2. Background of the Invention
The donation of internal organs is an important and often crucial aspect of health care. The technology for carrying out organ transplants and for maintaining the health of transplant recipients has advanced greatly in the last decade. Unfortunately, the largest hurdle for transplant procedures is not know-how, but rather the lack of availability of healthy organs to transplant.
Most organs are harvested from transplantation from cadaveric patients with brain death. During a brain death organ harvest, the heart continues to beat and supplies the organs with blood and oxygen until they are cooled and removed. However, most patients that are potential organ donors do not die from brain death but rather cardiac death, which is characterized by cessation of heart beat with rapid loss of oxygen to warm organs (ischemia) Non-heart beating donors (NHBDs) (i.e. these patients exhibiting irreversible cardiac death) are a potential source of healthy organs for donation.
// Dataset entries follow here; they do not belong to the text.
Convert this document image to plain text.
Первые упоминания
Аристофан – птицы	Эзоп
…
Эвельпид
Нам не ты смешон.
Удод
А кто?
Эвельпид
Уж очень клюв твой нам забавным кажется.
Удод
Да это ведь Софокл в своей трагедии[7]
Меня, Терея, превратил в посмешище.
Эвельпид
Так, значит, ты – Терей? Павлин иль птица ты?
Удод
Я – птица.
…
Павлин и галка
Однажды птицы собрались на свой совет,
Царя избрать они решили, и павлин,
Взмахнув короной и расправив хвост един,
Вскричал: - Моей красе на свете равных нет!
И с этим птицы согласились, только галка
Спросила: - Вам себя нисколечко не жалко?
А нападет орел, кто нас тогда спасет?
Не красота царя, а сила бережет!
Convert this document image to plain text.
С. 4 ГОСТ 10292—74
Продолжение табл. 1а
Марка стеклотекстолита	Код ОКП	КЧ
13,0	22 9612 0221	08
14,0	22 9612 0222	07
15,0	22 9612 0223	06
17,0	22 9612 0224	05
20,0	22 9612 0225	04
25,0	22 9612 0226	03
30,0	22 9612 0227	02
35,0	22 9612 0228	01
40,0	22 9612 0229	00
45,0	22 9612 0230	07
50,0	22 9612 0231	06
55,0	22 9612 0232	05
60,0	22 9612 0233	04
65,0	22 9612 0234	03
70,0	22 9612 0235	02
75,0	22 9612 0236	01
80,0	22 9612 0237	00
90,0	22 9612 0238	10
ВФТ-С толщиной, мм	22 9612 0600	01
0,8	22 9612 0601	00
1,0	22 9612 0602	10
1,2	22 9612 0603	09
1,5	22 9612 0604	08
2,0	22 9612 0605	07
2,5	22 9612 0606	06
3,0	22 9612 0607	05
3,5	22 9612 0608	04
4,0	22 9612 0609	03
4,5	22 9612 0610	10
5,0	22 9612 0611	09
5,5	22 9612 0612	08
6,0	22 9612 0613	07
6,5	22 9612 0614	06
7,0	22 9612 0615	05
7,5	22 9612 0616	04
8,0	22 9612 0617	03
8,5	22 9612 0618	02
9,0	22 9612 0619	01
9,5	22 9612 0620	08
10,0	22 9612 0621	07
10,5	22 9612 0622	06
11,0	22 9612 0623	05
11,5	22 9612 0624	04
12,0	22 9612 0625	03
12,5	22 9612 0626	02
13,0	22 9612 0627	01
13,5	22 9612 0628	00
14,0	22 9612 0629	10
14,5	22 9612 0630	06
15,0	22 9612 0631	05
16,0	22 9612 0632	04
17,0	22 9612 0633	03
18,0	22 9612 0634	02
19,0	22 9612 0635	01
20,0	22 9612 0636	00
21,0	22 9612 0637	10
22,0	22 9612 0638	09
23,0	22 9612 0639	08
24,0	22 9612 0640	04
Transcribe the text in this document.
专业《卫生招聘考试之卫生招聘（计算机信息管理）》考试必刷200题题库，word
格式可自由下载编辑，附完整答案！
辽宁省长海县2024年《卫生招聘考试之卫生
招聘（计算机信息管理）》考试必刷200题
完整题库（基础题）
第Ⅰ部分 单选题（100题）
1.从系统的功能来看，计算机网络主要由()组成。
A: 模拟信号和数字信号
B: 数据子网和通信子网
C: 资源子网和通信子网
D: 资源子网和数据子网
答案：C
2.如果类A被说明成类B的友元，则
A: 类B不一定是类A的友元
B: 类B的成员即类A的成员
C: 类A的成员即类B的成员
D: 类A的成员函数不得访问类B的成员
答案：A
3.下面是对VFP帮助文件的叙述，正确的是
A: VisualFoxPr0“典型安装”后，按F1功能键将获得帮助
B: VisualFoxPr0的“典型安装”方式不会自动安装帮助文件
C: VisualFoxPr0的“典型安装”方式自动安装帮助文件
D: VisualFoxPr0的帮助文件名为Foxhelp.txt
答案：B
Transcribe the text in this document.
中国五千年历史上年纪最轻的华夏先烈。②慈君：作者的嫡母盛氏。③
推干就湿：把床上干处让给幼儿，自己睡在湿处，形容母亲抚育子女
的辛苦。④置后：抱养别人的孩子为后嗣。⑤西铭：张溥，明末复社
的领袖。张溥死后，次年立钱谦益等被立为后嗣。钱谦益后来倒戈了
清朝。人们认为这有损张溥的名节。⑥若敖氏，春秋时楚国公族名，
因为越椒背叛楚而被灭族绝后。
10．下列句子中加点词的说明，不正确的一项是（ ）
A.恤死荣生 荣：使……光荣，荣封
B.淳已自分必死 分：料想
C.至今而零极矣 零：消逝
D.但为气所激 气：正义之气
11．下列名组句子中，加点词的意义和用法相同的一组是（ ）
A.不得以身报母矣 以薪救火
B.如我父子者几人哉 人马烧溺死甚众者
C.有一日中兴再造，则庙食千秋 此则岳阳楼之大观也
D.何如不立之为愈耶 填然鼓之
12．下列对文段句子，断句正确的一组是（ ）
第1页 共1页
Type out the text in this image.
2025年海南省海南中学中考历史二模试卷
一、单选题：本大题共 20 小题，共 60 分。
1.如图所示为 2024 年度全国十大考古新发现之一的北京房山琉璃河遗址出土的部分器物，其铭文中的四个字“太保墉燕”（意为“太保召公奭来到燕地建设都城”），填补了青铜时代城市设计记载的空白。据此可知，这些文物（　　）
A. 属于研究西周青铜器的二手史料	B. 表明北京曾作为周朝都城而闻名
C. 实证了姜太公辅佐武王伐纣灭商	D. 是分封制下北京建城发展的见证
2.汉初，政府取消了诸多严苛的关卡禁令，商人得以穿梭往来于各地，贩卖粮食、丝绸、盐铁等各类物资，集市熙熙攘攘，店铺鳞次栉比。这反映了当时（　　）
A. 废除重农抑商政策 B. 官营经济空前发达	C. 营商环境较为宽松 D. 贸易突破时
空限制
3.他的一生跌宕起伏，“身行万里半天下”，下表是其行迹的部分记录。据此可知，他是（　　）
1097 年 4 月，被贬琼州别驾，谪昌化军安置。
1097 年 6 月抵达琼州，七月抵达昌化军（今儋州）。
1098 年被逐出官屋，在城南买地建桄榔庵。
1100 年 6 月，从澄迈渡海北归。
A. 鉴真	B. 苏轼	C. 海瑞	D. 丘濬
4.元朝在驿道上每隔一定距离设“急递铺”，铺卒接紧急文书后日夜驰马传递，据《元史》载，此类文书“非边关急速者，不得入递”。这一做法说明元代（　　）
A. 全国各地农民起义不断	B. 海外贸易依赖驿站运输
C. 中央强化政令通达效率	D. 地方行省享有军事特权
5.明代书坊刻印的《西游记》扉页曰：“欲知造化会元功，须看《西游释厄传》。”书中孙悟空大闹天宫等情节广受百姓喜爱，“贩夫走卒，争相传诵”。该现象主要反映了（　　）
Conventional organ harvest from NHBDs involves either simply removing the organs after cardiac death, or removal of organs after the donor has been placed on cardiopulmonary bypass after cardiac death. Unfortunately, the former procedure does nothing to rapidly initiate organ preservation, and the latter procedure is often initiated belatedly due to the cumbersome and complex nature of cardiopulmonary bypass. For example, human kidneys are able to tolerate up to about 60 minutes of warm ischemia, but conventional organ harvesting techniques typically result in a warm ischemia period of at least 90 to 180 minutes, which is lethal to kidneys. Kidneys obtained from NHBDs by conventional organ harvest usually cannot, therefore, be used for transplant. This represents a terrible waste of otherwise potentially viable organs, which, for a wait-listed transplant candidate, could make the difference between leading a relatively normal life and suffering tragic, debilitating illness or death.
The prior art has thus-far failed to provide a method to rapidly initiate and support organ preservation in NHBDs, or to provide protection from the impending periods of warm ischemia and reperfusion injury in this group of donors. This is necessary in order to maintain the organs' suitability for use in transplantation.